Ortaklık veya alacaklılık sağlayan, belli bir meblağı temsil eden, yatırım aracı olarak kullanılan, dönemsel gelir getiren, misli nitelikte, seri halinde çıkarılan, ibareleri aynı olan ve şartları SPK’ca belirlenen kıymetli evraklara menkul kıymet denilir. Hisse senetleri, tahvil ve hazine bonoları menkul kıymetler arasındadır. Menkul kıymetlerin arz ve talebinin karşılandığı organize pazarlara ise menkul kıymet borsası adı verilir.

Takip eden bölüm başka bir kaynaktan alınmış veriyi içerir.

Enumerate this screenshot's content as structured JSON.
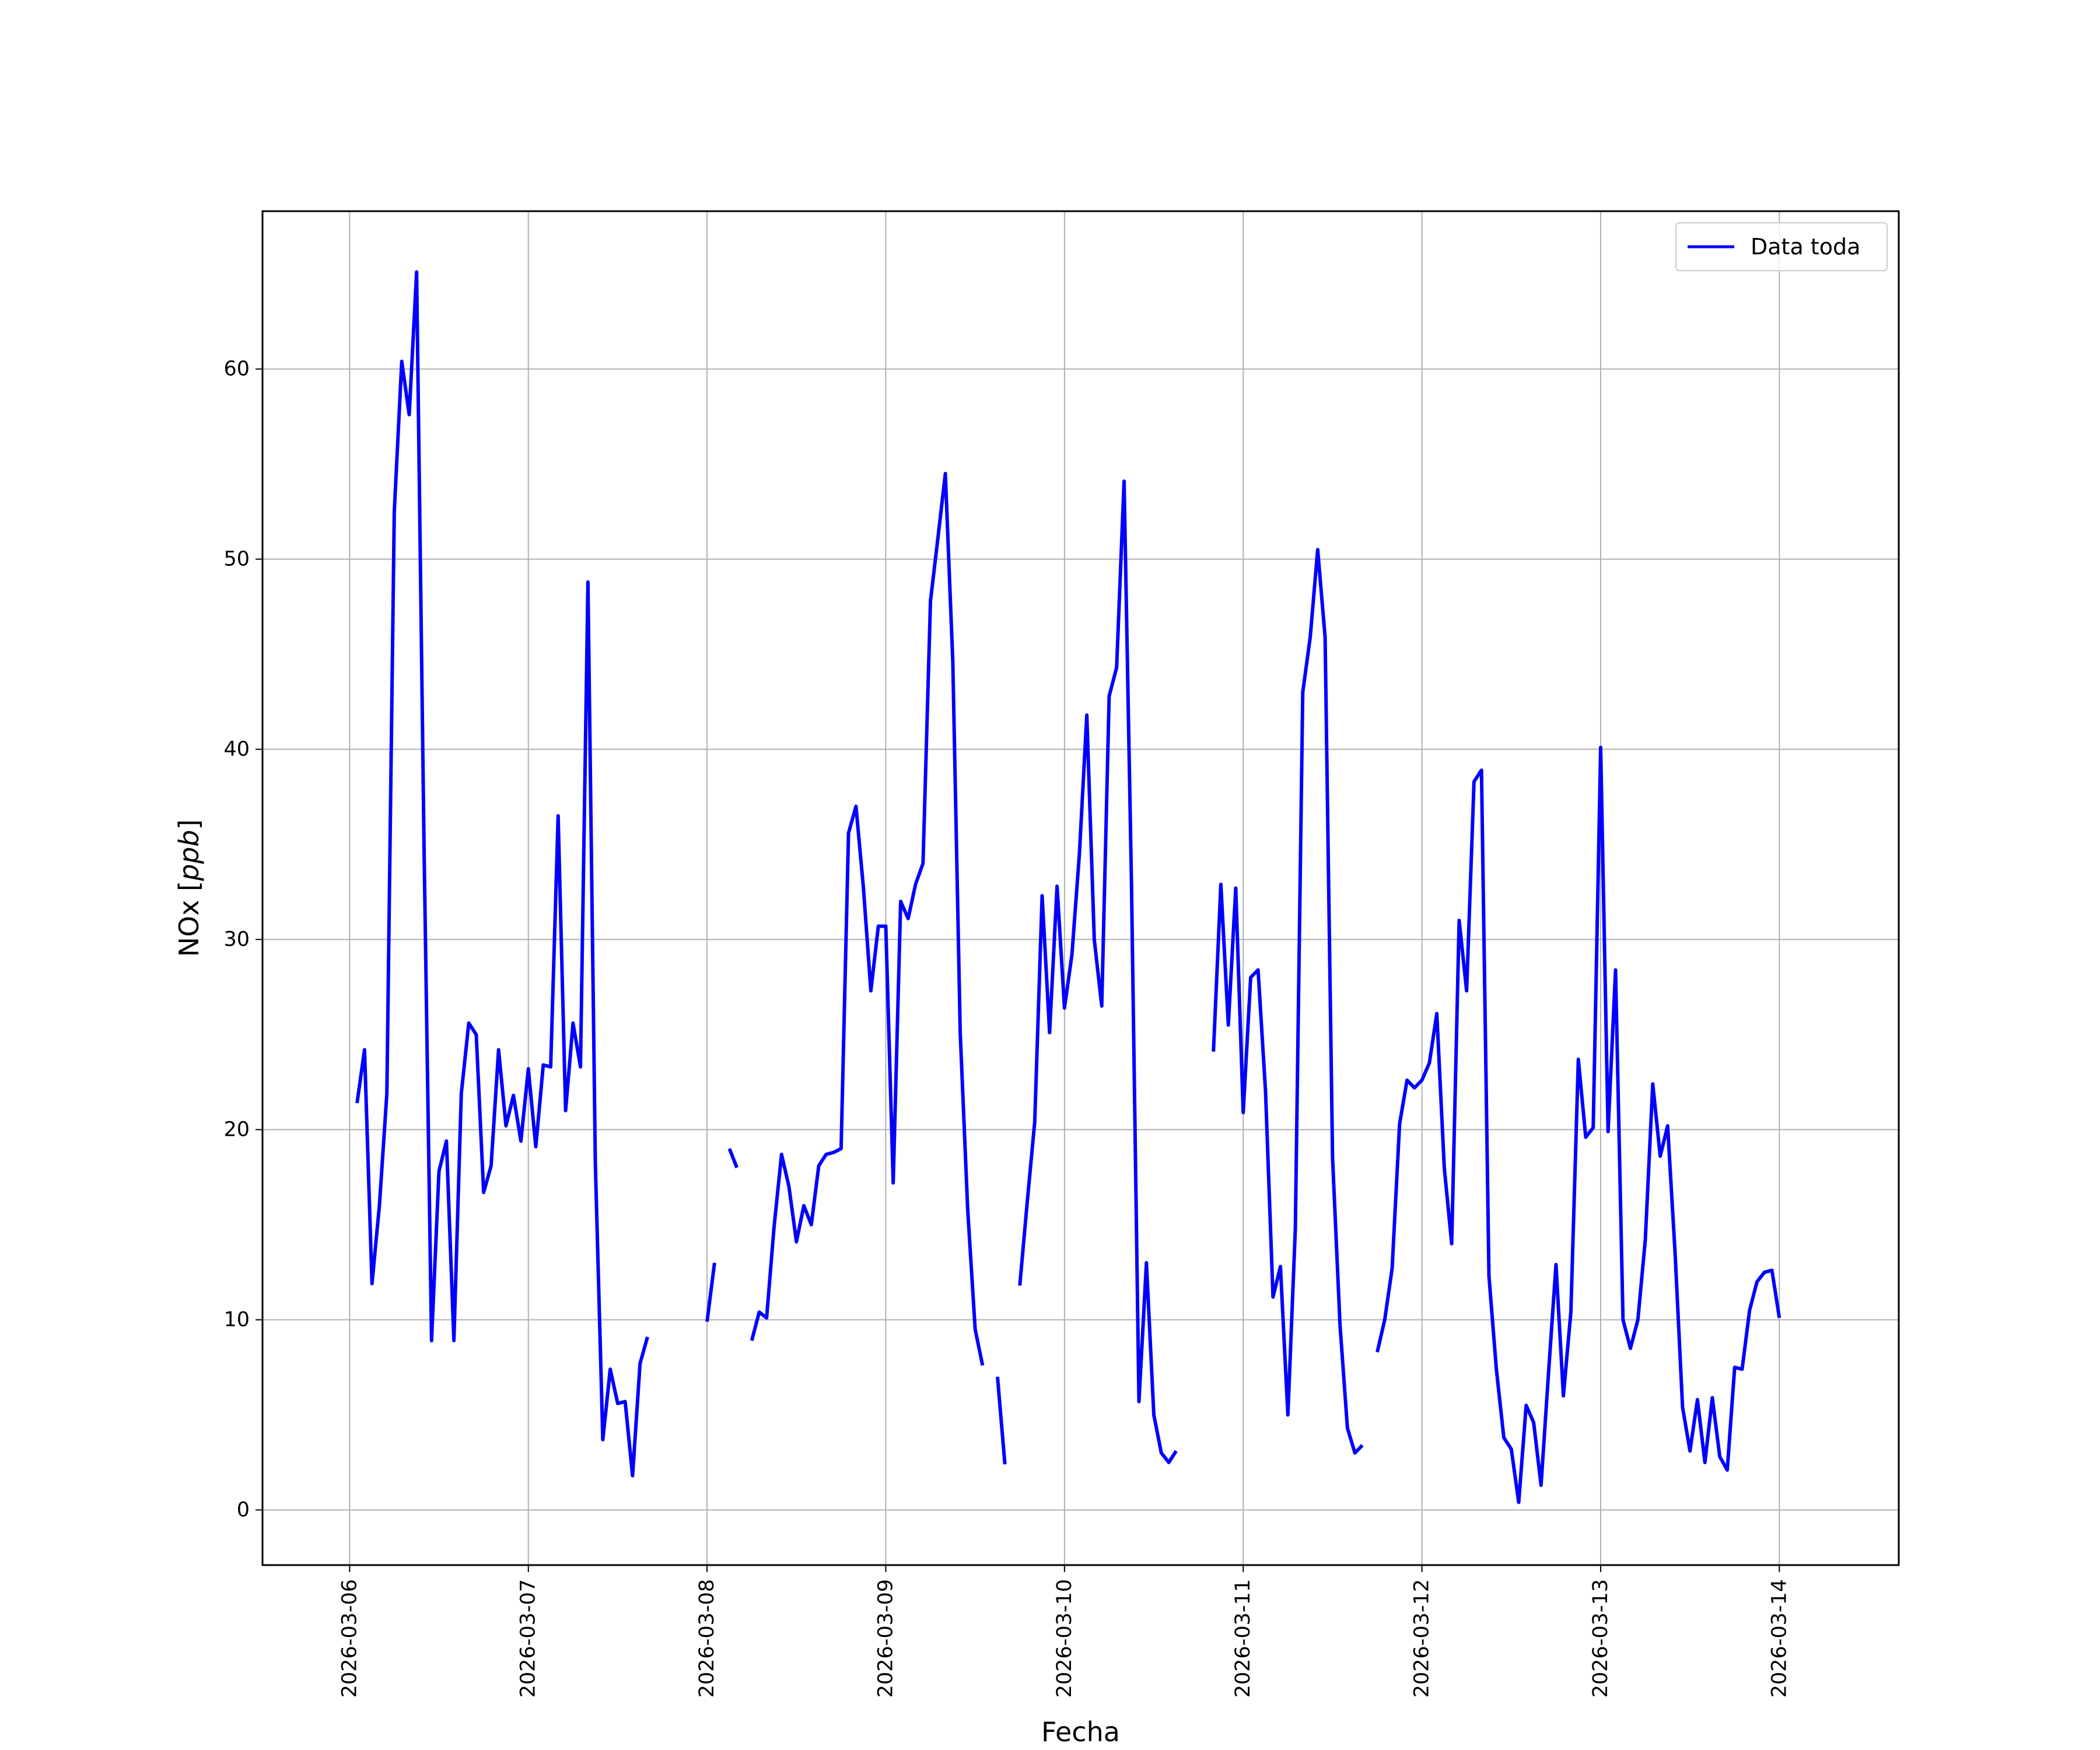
{
  "chart_data": {
    "type": "line",
    "title": "",
    "xlabel": "Fecha",
    "ylabel_prefix": "NOx [",
    "ylabel_unit": "ppb",
    "ylabel_suffix": "]",
    "x_is_date": true,
    "x_ticks": [
      "2026-03-06",
      "2026-03-07",
      "2026-03-08",
      "2026-03-09",
      "2026-03-10",
      "2026-03-11",
      "2026-03-12",
      "2026-03-13",
      "2026-03-14"
    ],
    "y_ticks": [
      0,
      10,
      20,
      30,
      40,
      50,
      60
    ],
    "xlim": [
      "2026-03-05 12:18",
      "2026-03-14 16:02"
    ],
    "ylim": [
      -2.9,
      68.3
    ],
    "grid": true,
    "legend_location": "upper right",
    "colors": {
      "line": "#0000ff",
      "grid": "#b0b0b0",
      "axes": "#000000"
    },
    "series": [
      {
        "name": "Data toda",
        "segments": [
          [
            [
              "2026-03-06 01:00",
              21.4
            ],
            [
              "2026-03-06 02:00",
              24.2
            ],
            [
              "2026-03-06 03:00",
              11.9
            ],
            [
              "2026-03-06 04:00",
              16.0
            ],
            [
              "2026-03-06 05:00",
              21.9
            ],
            [
              "2026-03-06 06:00",
              52.5
            ],
            [
              "2026-03-06 07:00",
              60.4
            ],
            [
              "2026-03-06 08:00",
              57.6
            ],
            [
              "2026-03-06 09:00",
              65.1
            ],
            [
              "2026-03-06 10:00",
              34.7
            ],
            [
              "2026-03-06 11:00",
              8.9
            ],
            [
              "2026-03-06 12:00",
              17.8
            ],
            [
              "2026-03-06 13:00",
              19.4
            ],
            [
              "2026-03-06 14:00",
              8.9
            ],
            [
              "2026-03-06 15:00",
              21.9
            ],
            [
              "2026-03-06 16:00",
              25.6
            ],
            [
              "2026-03-06 17:00",
              25.0
            ],
            [
              "2026-03-06 18:00",
              16.7
            ],
            [
              "2026-03-06 19:00",
              18.1
            ],
            [
              "2026-03-06 20:00",
              24.2
            ],
            [
              "2026-03-06 21:00",
              20.2
            ],
            [
              "2026-03-06 22:00",
              21.8
            ],
            [
              "2026-03-06 23:00",
              19.4
            ],
            [
              "2026-03-07 00:00",
              23.2
            ],
            [
              "2026-03-07 01:00",
              19.1
            ],
            [
              "2026-03-07 02:00",
              23.4
            ],
            [
              "2026-03-07 03:00",
              23.3
            ],
            [
              "2026-03-07 04:00",
              36.5
            ],
            [
              "2026-03-07 05:00",
              21.0
            ],
            [
              "2026-03-07 06:00",
              25.6
            ],
            [
              "2026-03-07 07:00",
              23.3
            ],
            [
              "2026-03-07 08:00",
              48.8
            ],
            [
              "2026-03-07 09:00",
              18.2
            ],
            [
              "2026-03-07 10:00",
              3.7
            ],
            [
              "2026-03-07 11:00",
              7.4
            ],
            [
              "2026-03-07 12:00",
              5.6
            ],
            [
              "2026-03-07 13:00",
              5.7
            ],
            [
              "2026-03-07 14:00",
              1.8
            ],
            [
              "2026-03-07 15:00",
              7.7
            ],
            [
              "2026-03-07 16:00",
              9.1
            ]
          ],
          [
            [
              "2026-03-08 00:00",
              9.9
            ],
            [
              "2026-03-08 01:00",
              13.0
            ]
          ],
          [
            [
              "2026-03-08 03:00",
              19.0
            ],
            [
              "2026-03-08 04:00",
              18.0
            ]
          ],
          [
            [
              "2026-03-08 06:00",
              8.9
            ],
            [
              "2026-03-08 07:00",
              10.4
            ],
            [
              "2026-03-08 08:00",
              10.1
            ],
            [
              "2026-03-08 09:00",
              14.9
            ],
            [
              "2026-03-08 10:00",
              18.7
            ],
            [
              "2026-03-08 11:00",
              17.0
            ],
            [
              "2026-03-08 12:00",
              14.1
            ],
            [
              "2026-03-08 13:00",
              16.0
            ],
            [
              "2026-03-08 14:00",
              15.0
            ],
            [
              "2026-03-08 15:00",
              18.1
            ],
            [
              "2026-03-08 16:00",
              18.7
            ],
            [
              "2026-03-08 17:00",
              18.8
            ],
            [
              "2026-03-08 18:00",
              19.0
            ],
            [
              "2026-03-08 19:00",
              35.6
            ],
            [
              "2026-03-08 20:00",
              37.0
            ],
            [
              "2026-03-08 21:00",
              32.7
            ],
            [
              "2026-03-08 22:00",
              27.3
            ],
            [
              "2026-03-08 23:00",
              30.7
            ],
            [
              "2026-03-09 00:00",
              30.7
            ],
            [
              "2026-03-09 01:00",
              17.2
            ],
            [
              "2026-03-09 02:00",
              32.0
            ],
            [
              "2026-03-09 03:00",
              31.1
            ],
            [
              "2026-03-09 04:00",
              32.9
            ],
            [
              "2026-03-09 05:00",
              34.0
            ],
            [
              "2026-03-09 06:00",
              47.8
            ],
            [
              "2026-03-09 07:00",
              51.1
            ],
            [
              "2026-03-09 08:00",
              54.5
            ],
            [
              "2026-03-09 09:00",
              44.6
            ],
            [
              "2026-03-09 10:00",
              25.1
            ],
            [
              "2026-03-09 11:00",
              15.8
            ],
            [
              "2026-03-09 12:00",
              9.5
            ],
            [
              "2026-03-09 13:00",
              7.6
            ]
          ],
          [
            [
              "2026-03-09 15:00",
              7.0
            ],
            [
              "2026-03-09 16:00",
              2.4
            ]
          ],
          [
            [
              "2026-03-09 18:00",
              11.8
            ],
            [
              "2026-03-09 19:00",
              16.2
            ],
            [
              "2026-03-09 20:00",
              20.4
            ],
            [
              "2026-03-09 21:00",
              32.3
            ],
            [
              "2026-03-09 22:00",
              25.1
            ],
            [
              "2026-03-09 23:00",
              32.8
            ],
            [
              "2026-03-10 00:00",
              26.4
            ],
            [
              "2026-03-10 01:00",
              29.2
            ],
            [
              "2026-03-10 02:00",
              34.5
            ],
            [
              "2026-03-10 03:00",
              41.8
            ],
            [
              "2026-03-10 04:00",
              30.0
            ],
            [
              "2026-03-10 05:00",
              26.5
            ],
            [
              "2026-03-10 06:00",
              42.8
            ],
            [
              "2026-03-10 07:00",
              44.3
            ],
            [
              "2026-03-10 08:00",
              54.1
            ],
            [
              "2026-03-10 09:00",
              32.9
            ],
            [
              "2026-03-10 10:00",
              5.7
            ],
            [
              "2026-03-10 11:00",
              13.0
            ],
            [
              "2026-03-10 12:00",
              5.0
            ],
            [
              "2026-03-10 13:00",
              3.0
            ],
            [
              "2026-03-10 14:00",
              2.5
            ],
            [
              "2026-03-10 15:00",
              3.1
            ]
          ],
          [
            [
              "2026-03-10 20:00",
              24.1
            ],
            [
              "2026-03-10 21:00",
              32.9
            ],
            [
              "2026-03-10 22:00",
              25.5
            ],
            [
              "2026-03-10 23:00",
              32.7
            ],
            [
              "2026-03-11 00:00",
              20.9
            ],
            [
              "2026-03-11 01:00",
              28.0
            ],
            [
              "2026-03-11 02:00",
              28.4
            ],
            [
              "2026-03-11 03:00",
              22.0
            ],
            [
              "2026-03-11 04:00",
              11.2
            ],
            [
              "2026-03-11 05:00",
              12.8
            ],
            [
              "2026-03-11 06:00",
              5.0
            ],
            [
              "2026-03-11 07:00",
              14.8
            ],
            [
              "2026-03-11 08:00",
              43.0
            ],
            [
              "2026-03-11 09:00",
              45.9
            ],
            [
              "2026-03-11 10:00",
              50.5
            ],
            [
              "2026-03-11 11:00",
              45.9
            ],
            [
              "2026-03-11 12:00",
              18.5
            ],
            [
              "2026-03-11 13:00",
              9.7
            ],
            [
              "2026-03-11 14:00",
              4.3
            ],
            [
              "2026-03-11 15:00",
              3.0
            ],
            [
              "2026-03-11 16:00",
              3.4
            ]
          ],
          [
            [
              "2026-03-11 18:00",
              8.3
            ],
            [
              "2026-03-11 19:00",
              10.0
            ],
            [
              "2026-03-11 20:00",
              12.7
            ],
            [
              "2026-03-11 21:00",
              20.3
            ],
            [
              "2026-03-11 22:00",
              22.6
            ],
            [
              "2026-03-11 23:00",
              22.2
            ],
            [
              "2026-03-12 00:00",
              22.6
            ],
            [
              "2026-03-12 01:00",
              23.5
            ],
            [
              "2026-03-12 02:00",
              26.1
            ],
            [
              "2026-03-12 03:00",
              18.0
            ],
            [
              "2026-03-12 04:00",
              14.0
            ],
            [
              "2026-03-12 05:00",
              31.0
            ],
            [
              "2026-03-12 06:00",
              27.3
            ],
            [
              "2026-03-12 07:00",
              38.3
            ],
            [
              "2026-03-12 08:00",
              38.9
            ],
            [
              "2026-03-12 09:00",
              12.3
            ],
            [
              "2026-03-12 10:00",
              7.4
            ],
            [
              "2026-03-12 11:00",
              3.8
            ],
            [
              "2026-03-12 12:00",
              3.2
            ],
            [
              "2026-03-12 13:00",
              0.4
            ],
            [
              "2026-03-12 14:00",
              5.5
            ],
            [
              "2026-03-12 15:00",
              4.6
            ],
            [
              "2026-03-12 16:00",
              1.3
            ],
            [
              "2026-03-12 17:00",
              7.2
            ],
            [
              "2026-03-12 18:00",
              12.9
            ],
            [
              "2026-03-12 19:00",
              6.0
            ],
            [
              "2026-03-12 20:00",
              10.4
            ],
            [
              "2026-03-12 21:00",
              23.7
            ],
            [
              "2026-03-12 22:00",
              19.6
            ],
            [
              "2026-03-12 23:00",
              20.1
            ],
            [
              "2026-03-13 00:00",
              40.1
            ],
            [
              "2026-03-13 01:00",
              19.9
            ],
            [
              "2026-03-13 02:00",
              28.4
            ],
            [
              "2026-03-13 03:00",
              10.0
            ],
            [
              "2026-03-13 04:00",
              8.5
            ],
            [
              "2026-03-13 05:00",
              10.0
            ],
            [
              "2026-03-13 06:00",
              14.2
            ],
            [
              "2026-03-13 07:00",
              22.4
            ],
            [
              "2026-03-13 08:00",
              18.6
            ],
            [
              "2026-03-13 09:00",
              20.2
            ],
            [
              "2026-03-13 10:00",
              13.5
            ],
            [
              "2026-03-13 11:00",
              5.4
            ],
            [
              "2026-03-13 12:00",
              3.1
            ],
            [
              "2026-03-13 13:00",
              5.8
            ],
            [
              "2026-03-13 14:00",
              2.5
            ],
            [
              "2026-03-13 15:00",
              5.9
            ],
            [
              "2026-03-13 16:00",
              2.8
            ],
            [
              "2026-03-13 17:00",
              2.1
            ],
            [
              "2026-03-13 18:00",
              7.5
            ],
            [
              "2026-03-13 19:00",
              7.4
            ],
            [
              "2026-03-13 20:00",
              10.5
            ],
            [
              "2026-03-13 21:00",
              12.0
            ],
            [
              "2026-03-13 22:00",
              12.5
            ],
            [
              "2026-03-13 23:00",
              12.6
            ],
            [
              "2026-03-14 00:00",
              10.1
            ]
          ]
        ]
      }
    ]
  }
}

Hisse senetleri ait oldukları şirkete ortaklık sonucu verdiklerinden alım satımları ilkesel olarak meşrûdur. Ancak ortak olunacak şirketlerin faaliyet ve gelirlerine göre hüküm değişmektedir. Dinen meşrû olmayan faaliyetler için kurulmuş şirketlerin hisse senedi alınamaz. Faaliyet alanı dinen meşrû olan ve dinin onaylamayacağı hiçbir geliri bulunmayan şirketlerin hisse senedi alınabilir. Şirket ana sözleşmesinde sayılan faaliyet alanları tamamen dinen meşrû olmakla birlikte dinin onaylamayacağı faaliyetleri ve gelirleri de olan şirketlerin hisse senetlerinin alım satımında ise görüş ayrılığı vardır. Kabul edilen görüşe göre şirketin toplam aldığı fâizli kredi, hisse senetlerinin toplam piyasa değerinin % 30’unu geçmiyorsa, şirketin fâizli bankalardaki mevduatının toplamı, hisse senetlerinin piyasa değerinin % 30’unu geçmiyorsa ve şirketin dinin uygun görmeyeceği kârı o yılki kârının % 5’ini geçmiyorsa böylesi şirketlerin hisse senedi alınabilir. Az da olsa dinen gayr-ı meşrû geliri olan şirketlerin hisse senedi alınmaz diyenler de vardır. Temettü alındığında dinin uygun görmediği gelirler toplam gelirin içinden çıkarılıp ihtiyaç sahiplerine aktarılır. Türkiye’de Katılım Endeksi böylesi bir incelemenin ürünüdür.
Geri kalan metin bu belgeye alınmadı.